Richard P Feynman received the Nobel Prize in Physics in 1965. Here’s a semi-autobiographical account of some anecdotes from his life. It’s a humorous presentation of some incidents from his life. The book is not much of a literary read, neither it is a blow by blow account of his scientific achievements. But it is a collection of representative moments of the scientist’s life when he was at his wittiest.

So I enjoyed reading his story, though at times his scientific explanations were too technical and therefore, dragging. No, he hasn’t talked much about his scientific theories, but Feynman presumes that an ordinary reader will appreciate his commentaries on matters such as neutron-proton disintegration and the like.

He was a man of many talents. He was a curious person who would try his hand at anything, for instance, writing a book. He successfully took to painting, playing music, breaking locks, learning many languages and lecturing on theology. He was into a few other unrelated fields. He was one of the scientists who worked for the making of the atomic bomb, a disgraceful invention against humanity. He does not show any kind of remorse at the monstrous development, even after it was used, though he mentions one scientist, named Bob Wilson who says, “It’s a terrible thing that we made.” And Feynman says, “But you started it. You got us into it.”
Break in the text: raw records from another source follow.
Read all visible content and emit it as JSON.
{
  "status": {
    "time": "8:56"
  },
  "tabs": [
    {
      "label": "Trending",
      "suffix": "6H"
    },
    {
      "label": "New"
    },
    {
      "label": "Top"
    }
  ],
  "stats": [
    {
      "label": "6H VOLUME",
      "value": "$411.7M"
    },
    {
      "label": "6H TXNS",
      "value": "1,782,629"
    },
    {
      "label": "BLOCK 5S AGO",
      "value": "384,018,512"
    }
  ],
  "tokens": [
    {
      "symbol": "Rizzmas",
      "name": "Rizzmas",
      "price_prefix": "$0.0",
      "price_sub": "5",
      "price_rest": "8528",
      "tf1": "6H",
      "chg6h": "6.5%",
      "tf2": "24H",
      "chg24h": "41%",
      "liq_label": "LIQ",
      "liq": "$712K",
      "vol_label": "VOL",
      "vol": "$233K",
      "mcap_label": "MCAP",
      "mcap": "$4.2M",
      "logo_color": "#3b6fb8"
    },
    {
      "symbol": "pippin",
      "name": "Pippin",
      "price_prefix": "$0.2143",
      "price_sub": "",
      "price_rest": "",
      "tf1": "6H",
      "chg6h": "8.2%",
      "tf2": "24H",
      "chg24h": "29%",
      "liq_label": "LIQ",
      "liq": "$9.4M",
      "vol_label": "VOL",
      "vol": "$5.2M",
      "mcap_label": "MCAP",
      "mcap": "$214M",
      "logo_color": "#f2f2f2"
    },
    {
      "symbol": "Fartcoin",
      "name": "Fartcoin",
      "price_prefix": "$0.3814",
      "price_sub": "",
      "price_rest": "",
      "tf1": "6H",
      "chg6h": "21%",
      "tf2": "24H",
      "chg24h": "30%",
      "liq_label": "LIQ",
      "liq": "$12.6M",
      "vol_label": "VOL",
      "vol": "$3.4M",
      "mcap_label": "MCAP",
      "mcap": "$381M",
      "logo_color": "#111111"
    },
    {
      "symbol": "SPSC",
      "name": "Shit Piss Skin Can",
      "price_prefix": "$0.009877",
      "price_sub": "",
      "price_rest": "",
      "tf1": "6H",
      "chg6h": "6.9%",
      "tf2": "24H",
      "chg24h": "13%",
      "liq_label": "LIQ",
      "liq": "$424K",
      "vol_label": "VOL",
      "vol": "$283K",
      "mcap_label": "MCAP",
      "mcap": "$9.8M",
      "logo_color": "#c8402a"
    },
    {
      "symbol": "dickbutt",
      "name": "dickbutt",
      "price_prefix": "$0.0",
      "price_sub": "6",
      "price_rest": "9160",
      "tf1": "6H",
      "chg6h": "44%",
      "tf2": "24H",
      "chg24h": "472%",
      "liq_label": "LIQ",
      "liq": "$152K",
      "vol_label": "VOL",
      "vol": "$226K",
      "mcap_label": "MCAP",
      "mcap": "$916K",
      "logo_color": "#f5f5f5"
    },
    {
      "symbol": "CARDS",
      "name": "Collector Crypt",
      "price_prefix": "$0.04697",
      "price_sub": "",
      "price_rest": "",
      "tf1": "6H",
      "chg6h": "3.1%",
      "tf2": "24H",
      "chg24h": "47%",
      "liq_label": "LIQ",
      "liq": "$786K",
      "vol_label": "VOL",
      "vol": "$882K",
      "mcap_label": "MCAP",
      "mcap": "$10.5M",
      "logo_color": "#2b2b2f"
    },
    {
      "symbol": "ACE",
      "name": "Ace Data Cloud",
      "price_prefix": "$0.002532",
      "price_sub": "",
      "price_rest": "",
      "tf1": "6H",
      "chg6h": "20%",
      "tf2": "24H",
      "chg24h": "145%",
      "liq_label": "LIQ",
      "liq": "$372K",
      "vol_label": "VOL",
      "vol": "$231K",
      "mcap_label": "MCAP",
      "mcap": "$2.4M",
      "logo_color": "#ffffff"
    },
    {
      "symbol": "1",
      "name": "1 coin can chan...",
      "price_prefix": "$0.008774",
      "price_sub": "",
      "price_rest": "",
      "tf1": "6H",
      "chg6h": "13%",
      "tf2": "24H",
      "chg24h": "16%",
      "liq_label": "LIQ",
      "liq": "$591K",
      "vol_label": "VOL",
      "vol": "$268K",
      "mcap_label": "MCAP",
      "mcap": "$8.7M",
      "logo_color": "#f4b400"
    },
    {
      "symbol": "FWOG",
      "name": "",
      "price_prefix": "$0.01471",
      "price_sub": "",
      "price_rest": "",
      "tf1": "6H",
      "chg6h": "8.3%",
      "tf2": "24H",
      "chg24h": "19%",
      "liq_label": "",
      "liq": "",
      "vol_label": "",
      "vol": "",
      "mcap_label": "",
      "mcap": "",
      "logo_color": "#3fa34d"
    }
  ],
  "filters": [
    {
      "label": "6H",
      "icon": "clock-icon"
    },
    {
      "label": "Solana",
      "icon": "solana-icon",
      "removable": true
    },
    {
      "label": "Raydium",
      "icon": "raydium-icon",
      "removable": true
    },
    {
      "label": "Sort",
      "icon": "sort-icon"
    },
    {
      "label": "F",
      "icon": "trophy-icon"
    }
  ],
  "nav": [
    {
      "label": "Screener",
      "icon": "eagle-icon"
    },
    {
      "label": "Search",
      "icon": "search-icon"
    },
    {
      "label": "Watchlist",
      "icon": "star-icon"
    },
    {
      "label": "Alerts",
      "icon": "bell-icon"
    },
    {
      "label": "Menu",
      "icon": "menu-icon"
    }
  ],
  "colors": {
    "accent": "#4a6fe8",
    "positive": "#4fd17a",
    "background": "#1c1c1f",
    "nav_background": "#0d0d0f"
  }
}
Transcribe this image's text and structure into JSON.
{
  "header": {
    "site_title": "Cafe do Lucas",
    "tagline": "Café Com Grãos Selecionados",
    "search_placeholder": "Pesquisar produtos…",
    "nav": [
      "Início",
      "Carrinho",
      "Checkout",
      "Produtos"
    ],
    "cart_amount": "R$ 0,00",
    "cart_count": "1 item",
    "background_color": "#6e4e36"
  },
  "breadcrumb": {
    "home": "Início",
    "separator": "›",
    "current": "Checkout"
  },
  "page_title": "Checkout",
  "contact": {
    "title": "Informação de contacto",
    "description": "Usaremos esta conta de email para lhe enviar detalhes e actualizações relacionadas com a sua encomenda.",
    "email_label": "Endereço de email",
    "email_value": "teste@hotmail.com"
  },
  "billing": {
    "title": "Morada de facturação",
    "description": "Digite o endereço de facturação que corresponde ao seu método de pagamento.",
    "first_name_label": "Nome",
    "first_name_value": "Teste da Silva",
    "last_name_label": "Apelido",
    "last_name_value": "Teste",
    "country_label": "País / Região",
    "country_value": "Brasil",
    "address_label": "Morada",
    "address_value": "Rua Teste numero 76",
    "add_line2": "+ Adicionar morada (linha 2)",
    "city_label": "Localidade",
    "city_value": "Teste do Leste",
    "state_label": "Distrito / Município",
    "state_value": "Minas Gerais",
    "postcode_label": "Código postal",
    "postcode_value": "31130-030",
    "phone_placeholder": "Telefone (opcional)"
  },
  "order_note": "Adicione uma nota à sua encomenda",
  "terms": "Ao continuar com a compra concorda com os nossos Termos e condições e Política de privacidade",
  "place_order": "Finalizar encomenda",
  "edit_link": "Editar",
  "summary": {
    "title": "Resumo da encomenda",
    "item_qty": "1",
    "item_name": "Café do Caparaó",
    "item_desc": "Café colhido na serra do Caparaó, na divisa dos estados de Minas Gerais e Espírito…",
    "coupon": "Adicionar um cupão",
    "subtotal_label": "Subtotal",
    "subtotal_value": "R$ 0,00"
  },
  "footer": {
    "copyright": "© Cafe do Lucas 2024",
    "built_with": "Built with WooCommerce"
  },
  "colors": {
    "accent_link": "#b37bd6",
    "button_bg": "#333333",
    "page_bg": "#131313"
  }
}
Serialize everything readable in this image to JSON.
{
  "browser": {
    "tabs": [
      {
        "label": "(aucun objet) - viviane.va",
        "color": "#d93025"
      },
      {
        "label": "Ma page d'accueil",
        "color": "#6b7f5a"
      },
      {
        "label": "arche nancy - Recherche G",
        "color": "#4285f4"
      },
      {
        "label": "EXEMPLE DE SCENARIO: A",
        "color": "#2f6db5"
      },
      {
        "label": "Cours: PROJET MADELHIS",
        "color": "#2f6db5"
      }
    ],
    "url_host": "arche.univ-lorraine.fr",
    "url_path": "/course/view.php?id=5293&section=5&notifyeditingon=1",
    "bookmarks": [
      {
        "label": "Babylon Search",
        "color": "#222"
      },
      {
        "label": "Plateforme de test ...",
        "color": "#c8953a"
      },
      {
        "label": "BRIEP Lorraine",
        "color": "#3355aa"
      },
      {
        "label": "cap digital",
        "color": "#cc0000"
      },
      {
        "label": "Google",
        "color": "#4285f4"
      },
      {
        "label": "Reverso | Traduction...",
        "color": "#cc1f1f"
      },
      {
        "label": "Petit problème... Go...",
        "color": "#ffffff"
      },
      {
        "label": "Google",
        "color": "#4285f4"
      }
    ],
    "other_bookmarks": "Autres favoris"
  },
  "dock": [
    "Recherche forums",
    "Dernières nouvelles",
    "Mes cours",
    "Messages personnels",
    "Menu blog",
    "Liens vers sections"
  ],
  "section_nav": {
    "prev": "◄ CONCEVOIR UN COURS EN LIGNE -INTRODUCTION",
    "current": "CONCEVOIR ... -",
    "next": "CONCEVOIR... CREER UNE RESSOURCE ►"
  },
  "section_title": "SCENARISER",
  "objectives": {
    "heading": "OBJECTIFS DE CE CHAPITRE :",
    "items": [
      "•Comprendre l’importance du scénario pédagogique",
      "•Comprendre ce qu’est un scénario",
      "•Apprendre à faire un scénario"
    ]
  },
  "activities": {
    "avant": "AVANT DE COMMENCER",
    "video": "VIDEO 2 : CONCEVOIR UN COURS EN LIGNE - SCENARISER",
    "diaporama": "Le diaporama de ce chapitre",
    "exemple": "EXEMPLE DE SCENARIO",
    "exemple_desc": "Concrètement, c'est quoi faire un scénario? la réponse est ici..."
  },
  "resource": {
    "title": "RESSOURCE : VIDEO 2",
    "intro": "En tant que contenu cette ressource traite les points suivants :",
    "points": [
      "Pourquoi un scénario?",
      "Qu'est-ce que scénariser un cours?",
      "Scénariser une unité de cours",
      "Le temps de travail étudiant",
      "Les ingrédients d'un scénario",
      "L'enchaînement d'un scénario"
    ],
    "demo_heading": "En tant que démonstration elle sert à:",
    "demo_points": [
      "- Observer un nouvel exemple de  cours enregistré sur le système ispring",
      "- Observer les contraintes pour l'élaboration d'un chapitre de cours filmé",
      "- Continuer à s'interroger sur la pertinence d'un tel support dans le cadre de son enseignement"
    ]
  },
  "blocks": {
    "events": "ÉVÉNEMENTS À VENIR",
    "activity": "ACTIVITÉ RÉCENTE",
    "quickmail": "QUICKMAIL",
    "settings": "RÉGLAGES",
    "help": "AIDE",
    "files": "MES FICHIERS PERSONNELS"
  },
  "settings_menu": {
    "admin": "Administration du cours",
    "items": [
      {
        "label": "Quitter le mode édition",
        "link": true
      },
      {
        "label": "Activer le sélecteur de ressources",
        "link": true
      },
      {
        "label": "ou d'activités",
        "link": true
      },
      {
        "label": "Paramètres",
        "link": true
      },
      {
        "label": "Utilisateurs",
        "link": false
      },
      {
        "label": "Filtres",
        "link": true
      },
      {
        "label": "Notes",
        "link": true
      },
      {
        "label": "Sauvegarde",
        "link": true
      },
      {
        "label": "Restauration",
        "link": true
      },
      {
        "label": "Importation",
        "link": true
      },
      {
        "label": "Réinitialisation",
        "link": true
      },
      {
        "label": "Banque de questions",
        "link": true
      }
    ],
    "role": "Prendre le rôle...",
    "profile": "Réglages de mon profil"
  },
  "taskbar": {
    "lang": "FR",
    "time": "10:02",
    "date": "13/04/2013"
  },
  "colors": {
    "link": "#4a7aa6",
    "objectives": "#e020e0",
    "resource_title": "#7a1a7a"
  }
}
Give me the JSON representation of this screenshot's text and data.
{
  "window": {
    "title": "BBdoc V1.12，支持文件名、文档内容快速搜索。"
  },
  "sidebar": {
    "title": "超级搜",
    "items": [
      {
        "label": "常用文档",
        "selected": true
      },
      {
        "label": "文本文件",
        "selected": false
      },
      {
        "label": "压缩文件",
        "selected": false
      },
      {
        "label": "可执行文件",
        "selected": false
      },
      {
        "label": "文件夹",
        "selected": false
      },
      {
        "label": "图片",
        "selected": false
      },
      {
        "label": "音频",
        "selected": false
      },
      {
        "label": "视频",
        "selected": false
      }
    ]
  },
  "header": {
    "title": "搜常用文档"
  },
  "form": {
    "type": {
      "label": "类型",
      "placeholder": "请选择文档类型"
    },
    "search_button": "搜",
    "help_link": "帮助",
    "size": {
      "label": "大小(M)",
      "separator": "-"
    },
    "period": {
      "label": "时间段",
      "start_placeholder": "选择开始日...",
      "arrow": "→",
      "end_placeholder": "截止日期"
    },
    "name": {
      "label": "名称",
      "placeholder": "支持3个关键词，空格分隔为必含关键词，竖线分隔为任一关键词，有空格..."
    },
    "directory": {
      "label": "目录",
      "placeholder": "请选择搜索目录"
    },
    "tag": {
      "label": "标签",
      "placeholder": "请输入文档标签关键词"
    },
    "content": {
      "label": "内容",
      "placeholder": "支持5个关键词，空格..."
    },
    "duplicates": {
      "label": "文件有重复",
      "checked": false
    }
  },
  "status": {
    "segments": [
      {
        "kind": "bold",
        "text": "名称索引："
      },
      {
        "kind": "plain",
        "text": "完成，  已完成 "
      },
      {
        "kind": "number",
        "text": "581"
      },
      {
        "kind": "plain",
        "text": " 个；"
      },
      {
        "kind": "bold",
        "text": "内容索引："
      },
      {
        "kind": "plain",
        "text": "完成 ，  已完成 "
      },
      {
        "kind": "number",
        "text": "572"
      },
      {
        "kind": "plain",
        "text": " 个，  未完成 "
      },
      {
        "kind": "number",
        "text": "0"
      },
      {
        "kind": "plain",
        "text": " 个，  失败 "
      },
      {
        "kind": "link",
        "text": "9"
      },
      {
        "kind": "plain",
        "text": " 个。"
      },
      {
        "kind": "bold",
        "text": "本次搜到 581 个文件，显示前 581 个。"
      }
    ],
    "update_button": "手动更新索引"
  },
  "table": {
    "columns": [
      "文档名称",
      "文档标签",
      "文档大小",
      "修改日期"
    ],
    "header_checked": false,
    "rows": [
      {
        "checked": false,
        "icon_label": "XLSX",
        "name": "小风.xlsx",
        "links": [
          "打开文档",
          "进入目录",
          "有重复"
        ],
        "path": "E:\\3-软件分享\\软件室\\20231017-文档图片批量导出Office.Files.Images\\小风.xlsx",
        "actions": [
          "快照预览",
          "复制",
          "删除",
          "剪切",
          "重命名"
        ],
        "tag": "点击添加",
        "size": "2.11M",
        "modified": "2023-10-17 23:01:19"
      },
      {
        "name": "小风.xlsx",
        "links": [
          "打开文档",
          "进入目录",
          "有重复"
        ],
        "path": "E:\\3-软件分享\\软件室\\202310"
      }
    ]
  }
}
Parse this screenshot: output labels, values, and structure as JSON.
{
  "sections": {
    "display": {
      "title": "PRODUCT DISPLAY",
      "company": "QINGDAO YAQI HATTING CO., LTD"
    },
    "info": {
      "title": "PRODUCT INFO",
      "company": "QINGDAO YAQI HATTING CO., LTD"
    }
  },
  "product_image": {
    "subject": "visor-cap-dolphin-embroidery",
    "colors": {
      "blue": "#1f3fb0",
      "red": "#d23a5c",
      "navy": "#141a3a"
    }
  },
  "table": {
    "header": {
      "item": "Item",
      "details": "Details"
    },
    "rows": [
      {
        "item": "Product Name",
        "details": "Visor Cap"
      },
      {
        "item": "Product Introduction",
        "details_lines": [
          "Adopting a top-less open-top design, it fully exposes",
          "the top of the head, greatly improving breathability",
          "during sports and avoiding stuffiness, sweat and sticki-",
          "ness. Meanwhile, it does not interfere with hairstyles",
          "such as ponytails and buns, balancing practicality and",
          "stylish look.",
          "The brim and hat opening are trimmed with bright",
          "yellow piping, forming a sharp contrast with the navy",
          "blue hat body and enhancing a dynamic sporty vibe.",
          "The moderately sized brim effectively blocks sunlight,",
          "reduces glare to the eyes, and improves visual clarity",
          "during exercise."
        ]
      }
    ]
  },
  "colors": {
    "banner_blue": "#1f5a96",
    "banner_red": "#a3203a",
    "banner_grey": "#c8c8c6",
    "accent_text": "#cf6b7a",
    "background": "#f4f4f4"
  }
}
He interacted with the greatest names of those days in science and drops their names liberally – Einstein. Oppenheimer, Neil Bohr, Gell-Mann, and Sudarshan and Marshak. I didn’t know who Sudarshan was, though he was undoubtedly an Indian. So I googled to find that E. C. George Sudarshan is an Indian Physicist who was a professor at the University of Texas. He is the originator (along with Robert Marshak) of the V-A Theory which was later propagated by Feynman. I learned, regretfully, that Sudarshan was passed over TWICE for the Nobel Prize and at both times he was the originator over which other scientists worked and took their share. (Feynman is not among those others here, though he also developed on Sudarshan’s V-A theory, but he acknowledged the Indian scientist’s contribution.)